From the AP, via Fox News:
Chechen warlord Shamil Basayev, the purported author of modern Russia's worst terrorist attacks, has been killed, the head of the Federal Security Service said Monday.

FSB head Nikolai Patrushev told President Vladimir Putin that Basayev had been killed overnight in Ingushetia, the ITAR-Tass news agency reported.

Basayev, 41, claimed responsibility for some of Russia's worst terror attacks, including the seizure of some 800 hostages in a Moscow theater in 2002, the 2004 school hostage taking in Beslan that killed 331, and the seizure of about 1,000 hostages at a hospital in Budyonnovsk that killed about 100.
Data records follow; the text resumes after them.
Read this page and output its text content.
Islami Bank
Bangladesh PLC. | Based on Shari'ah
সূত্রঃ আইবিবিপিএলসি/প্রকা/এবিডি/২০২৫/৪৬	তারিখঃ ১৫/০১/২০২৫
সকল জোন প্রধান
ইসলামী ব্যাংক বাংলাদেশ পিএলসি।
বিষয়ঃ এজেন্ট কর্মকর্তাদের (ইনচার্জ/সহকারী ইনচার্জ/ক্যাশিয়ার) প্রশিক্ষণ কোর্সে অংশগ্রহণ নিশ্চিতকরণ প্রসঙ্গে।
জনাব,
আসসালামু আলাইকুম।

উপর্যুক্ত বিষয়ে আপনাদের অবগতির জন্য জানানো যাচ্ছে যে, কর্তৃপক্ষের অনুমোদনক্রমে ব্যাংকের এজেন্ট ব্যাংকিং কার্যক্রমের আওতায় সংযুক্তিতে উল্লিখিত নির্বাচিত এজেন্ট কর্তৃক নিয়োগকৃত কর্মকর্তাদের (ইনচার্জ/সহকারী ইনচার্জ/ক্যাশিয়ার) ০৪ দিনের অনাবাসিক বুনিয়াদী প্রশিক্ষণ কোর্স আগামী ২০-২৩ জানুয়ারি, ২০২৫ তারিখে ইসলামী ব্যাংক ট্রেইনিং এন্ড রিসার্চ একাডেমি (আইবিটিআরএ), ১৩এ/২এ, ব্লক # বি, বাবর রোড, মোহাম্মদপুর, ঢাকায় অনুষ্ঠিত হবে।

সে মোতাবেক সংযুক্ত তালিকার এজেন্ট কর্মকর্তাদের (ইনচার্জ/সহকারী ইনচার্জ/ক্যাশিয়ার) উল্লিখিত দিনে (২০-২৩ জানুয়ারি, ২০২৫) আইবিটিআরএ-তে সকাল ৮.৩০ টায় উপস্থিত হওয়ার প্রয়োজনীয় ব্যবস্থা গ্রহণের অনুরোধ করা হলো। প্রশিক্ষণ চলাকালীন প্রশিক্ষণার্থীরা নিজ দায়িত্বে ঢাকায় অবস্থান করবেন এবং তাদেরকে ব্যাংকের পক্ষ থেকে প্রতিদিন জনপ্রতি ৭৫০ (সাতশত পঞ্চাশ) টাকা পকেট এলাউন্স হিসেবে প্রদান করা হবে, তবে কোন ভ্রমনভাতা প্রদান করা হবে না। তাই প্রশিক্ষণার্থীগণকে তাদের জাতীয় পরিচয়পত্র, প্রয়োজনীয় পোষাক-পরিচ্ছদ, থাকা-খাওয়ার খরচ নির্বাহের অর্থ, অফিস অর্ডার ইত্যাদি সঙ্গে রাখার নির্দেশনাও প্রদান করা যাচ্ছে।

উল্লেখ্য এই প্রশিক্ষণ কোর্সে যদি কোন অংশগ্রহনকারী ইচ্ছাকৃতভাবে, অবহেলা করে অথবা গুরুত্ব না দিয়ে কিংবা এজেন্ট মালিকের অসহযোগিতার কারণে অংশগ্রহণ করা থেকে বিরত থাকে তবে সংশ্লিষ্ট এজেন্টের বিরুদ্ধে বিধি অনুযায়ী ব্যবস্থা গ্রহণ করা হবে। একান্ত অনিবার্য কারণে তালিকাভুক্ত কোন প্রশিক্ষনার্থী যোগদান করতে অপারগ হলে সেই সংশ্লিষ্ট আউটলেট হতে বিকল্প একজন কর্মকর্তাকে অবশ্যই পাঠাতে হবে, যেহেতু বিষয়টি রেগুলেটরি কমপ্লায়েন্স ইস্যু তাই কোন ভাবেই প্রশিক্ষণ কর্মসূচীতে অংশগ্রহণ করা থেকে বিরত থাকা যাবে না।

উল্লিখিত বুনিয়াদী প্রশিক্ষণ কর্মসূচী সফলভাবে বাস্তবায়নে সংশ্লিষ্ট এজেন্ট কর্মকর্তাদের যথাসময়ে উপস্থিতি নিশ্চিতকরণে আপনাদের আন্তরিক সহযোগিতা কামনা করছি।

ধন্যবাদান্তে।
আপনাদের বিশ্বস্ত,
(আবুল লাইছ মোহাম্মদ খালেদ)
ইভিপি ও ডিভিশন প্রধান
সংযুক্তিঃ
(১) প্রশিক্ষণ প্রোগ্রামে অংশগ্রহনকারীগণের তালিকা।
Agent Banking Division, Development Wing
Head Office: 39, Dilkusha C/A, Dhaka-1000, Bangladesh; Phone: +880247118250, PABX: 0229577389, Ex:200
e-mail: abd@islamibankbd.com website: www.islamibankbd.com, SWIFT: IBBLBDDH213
Patrushev told Putin that the Chechen rebels had hoped to "put political pressure on the Russian leadership" during the Group of Eight summit later this week, which Putin is chairing.

Putin called Basayev's killing "deserved retribution" for terrorist attacks in Beslan and Budyonnovsk, the RIA-Novosti news agency reported.

The attack on the Beslan school shocked Russia and divided the rebel movement, since civilians, including women and children, were taken hostage.

Patrushev said that the operation to eliminate Basayev, in which many other rebels were killed, was "thanks to the operative position abroad, especially in those countries where arms were collected."
Conspicuous by its omission is the word "Muslim" to describe Basayev or his followers. We wouldn't want to offend those "peaceful, tolerant" Muslims, would we? Also missing is any reference to Basayev's links to Al Qaeda.

I wonder if some of the geniuses (or genii?) on this blog think that Russia's terrorism problems are over, now that Basayev has been dispatched to eat his plate of 72 grapes.